Efectivamente, Carmona considera que o resultado foi justo e que “não há espaço para falsear a vontade expressa nas urnas”. Os números apresentados pelo MDM estão ligeiramente acima dos avançados pela CNE e correspondem aos que foram disponibilizados pelo Observatório Eleitoral e pelo Parlamento Juvenil que fixaram a vitória de Muhamudo Amurane, com 54 porcento dos votos, e do MDM com 52. Refira- -se que a CNE fala de 53 porcento dos votos para Amurane e 51 para o MDM em 80 porcento das mesas processadas.

Contudo, Carmona crê que a percentagem poderá subir depois da requalificação dos votos pelos órgãos eleitorais. Acrescenta também que não haverá espaço de manobra para retirar fraudulentamente “a justa vitória do nosso candidato e do nosso partido”. Com este resultados, o MDM terá 24 assentos de um total de 45 disponíveis na assembleia municipal. “Esta vitória constitui um marco histórico para o partido e para o povo de Nampula porque representa mais uma cidade libertada das mãos dos opressores”, disse.

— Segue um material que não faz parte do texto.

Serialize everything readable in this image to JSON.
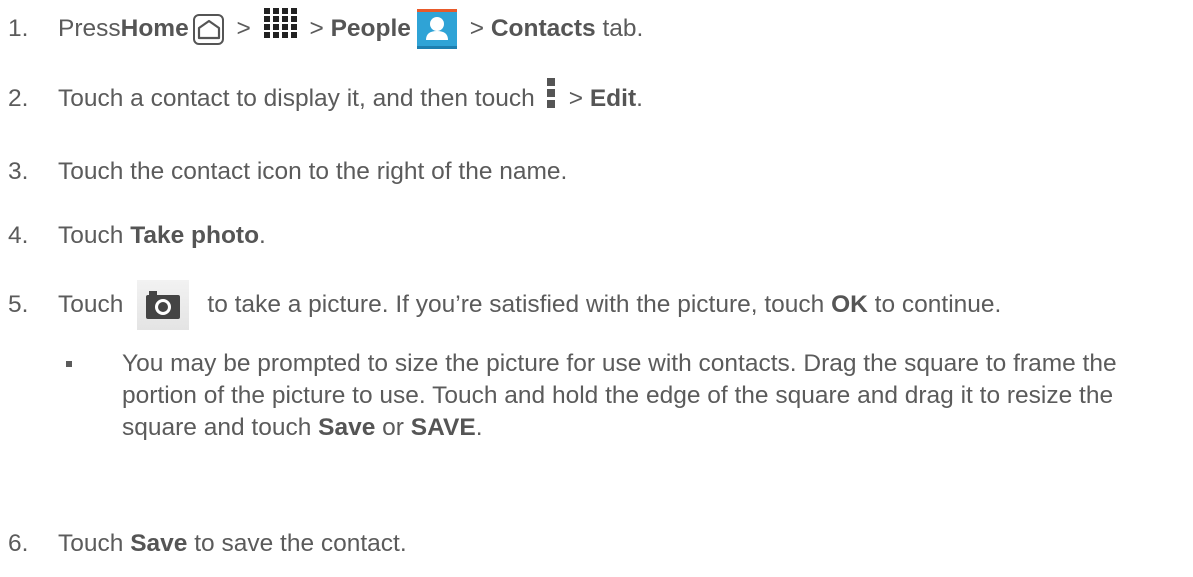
{
  "steps": {
    "s1": {
      "num": "1.",
      "t1": "Press ",
      "home": "Home",
      "gt1": " > ",
      "gt2": " > ",
      "people": "People",
      "gt3": " > ",
      "contacts": "Contacts",
      "t2": " tab."
    },
    "s2": {
      "num": "2.",
      "t1": "Touch a contact to display it, and then touch",
      "gt": "> ",
      "edit": "Edit",
      "t2": "."
    },
    "s3": {
      "num": "3.",
      "t1": "Touch the contact icon to the right of the name."
    },
    "s4": {
      "num": "4.",
      "t1": "Touch ",
      "take": "Take photo",
      "t2": "."
    },
    "s5": {
      "num": "5.",
      "t1": "Touch",
      "t2": "to take a picture. If you’re satisfied with the picture, touch ",
      "ok": "OK",
      "t3": " to continue."
    },
    "sub": {
      "t1": "You may be prompted to size the picture for use with contacts. Drag the square to frame the portion of the picture to use. Touch and hold the edge of the square and drag it to resize the square and touch ",
      "save1": "Save",
      "or": " or ",
      "save2": "SAVE",
      "t2": "."
    },
    "s6": {
      "num": "6.",
      "t1": "Touch ",
      "save": "Save",
      "t2": " to save the contact."
    }
  },
  "icons": {
    "home": "home-icon",
    "apps": "apps-grid-icon",
    "people": "people-app-icon",
    "menu": "menu-dots-icon",
    "camera": "camera-shutter-icon"
  },
  "colors": {
    "text": "#5b5b5b",
    "bold": "#555555",
    "people_bg": "#2fa3d6",
    "camera_bg": "#ececec"
  }
}
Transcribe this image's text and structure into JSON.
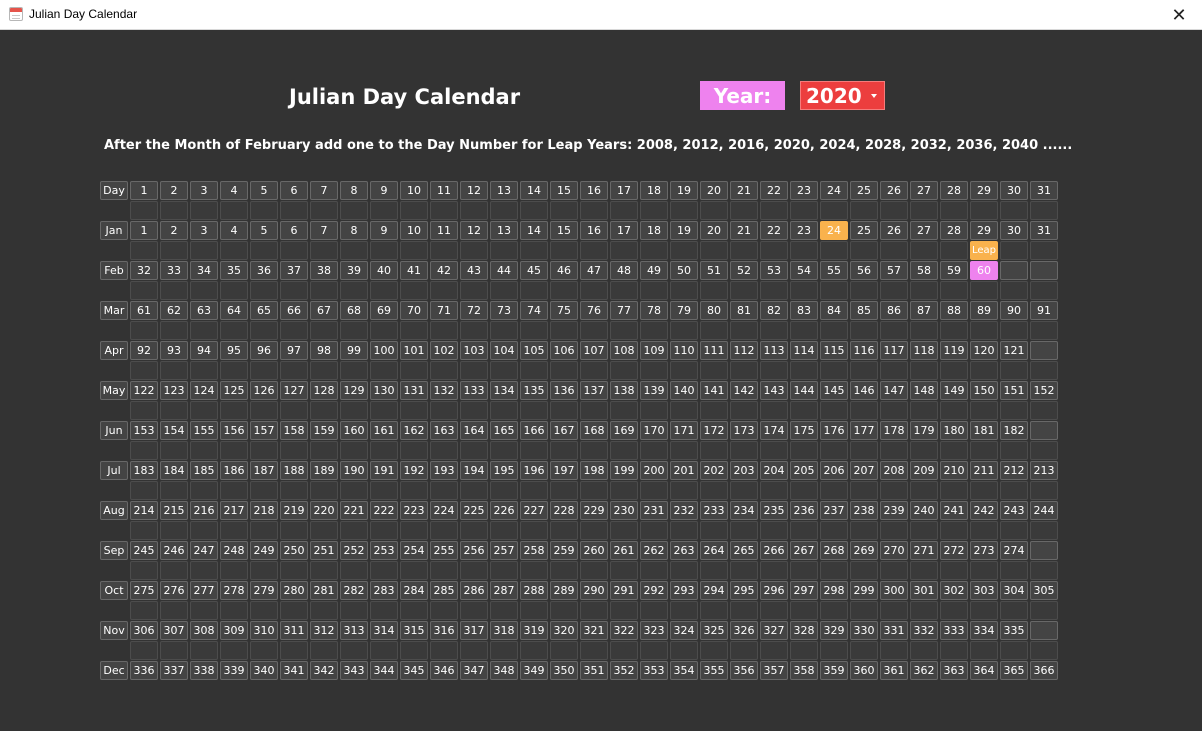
{
  "window": {
    "title": "Julian Day Calendar",
    "close_glyph": "✕",
    "icon": "calendar-icon"
  },
  "page": {
    "title": "Julian Day Calendar",
    "year_label": "Year:",
    "year_value": "2020",
    "note": "After the Month of February add one to the Day Number for Leap Years: 2008, 2012, 2016, 2020, 2024, 2028, 2032, 2036, 2040 ......"
  },
  "calendar": {
    "header_label": "Day",
    "days": [
      "1",
      "2",
      "3",
      "4",
      "5",
      "6",
      "7",
      "8",
      "9",
      "10",
      "11",
      "12",
      "13",
      "14",
      "15",
      "16",
      "17",
      "18",
      "19",
      "20",
      "21",
      "22",
      "23",
      "24",
      "25",
      "26",
      "27",
      "28",
      "29",
      "30",
      "31"
    ],
    "months": [
      {
        "name": "Jan",
        "start": 1,
        "days": 31
      },
      {
        "name": "Feb",
        "start": 32,
        "days": 29
      },
      {
        "name": "Mar",
        "start": 61,
        "days": 31
      },
      {
        "name": "Apr",
        "start": 92,
        "days": 30
      },
      {
        "name": "May",
        "start": 122,
        "days": 31
      },
      {
        "name": "Jun",
        "start": 153,
        "days": 30
      },
      {
        "name": "Jul",
        "start": 183,
        "days": 31
      },
      {
        "name": "Aug",
        "start": 214,
        "days": 31
      },
      {
        "name": "Sep",
        "start": 245,
        "days": 30
      },
      {
        "name": "Oct",
        "start": 275,
        "days": 31
      },
      {
        "name": "Nov",
        "start": 306,
        "days": 30
      },
      {
        "name": "Dec",
        "start": 336,
        "days": 31
      }
    ],
    "highlight_today": {
      "month": "Jan",
      "day": 24
    },
    "leap_day": {
      "month": "Feb",
      "day": 29
    },
    "leap_label": "Leap",
    "colors": {
      "today": "#f9b24d",
      "leap": "#ee82ee",
      "year_select": "#ec3e3e",
      "background": "#333333"
    }
  }
}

Carmona fez saber que o processo “não foi livre e transparente”. Como exemplo elencou a exclusão dos delegados de lista do MDM do acto da fiscalização, sob alegação de serem portadores de credenciais desactualizadas e a neutralização de vários delegados da Frelimo com boletins de voto preenchidos. “Nós não vamos recorrer à Justiça, apenas queríamos provar ao povo como a Frelimo tem ganho as eleições através de esquemas fraudulentos, usando os membros das mesas de votação”, sublinhou.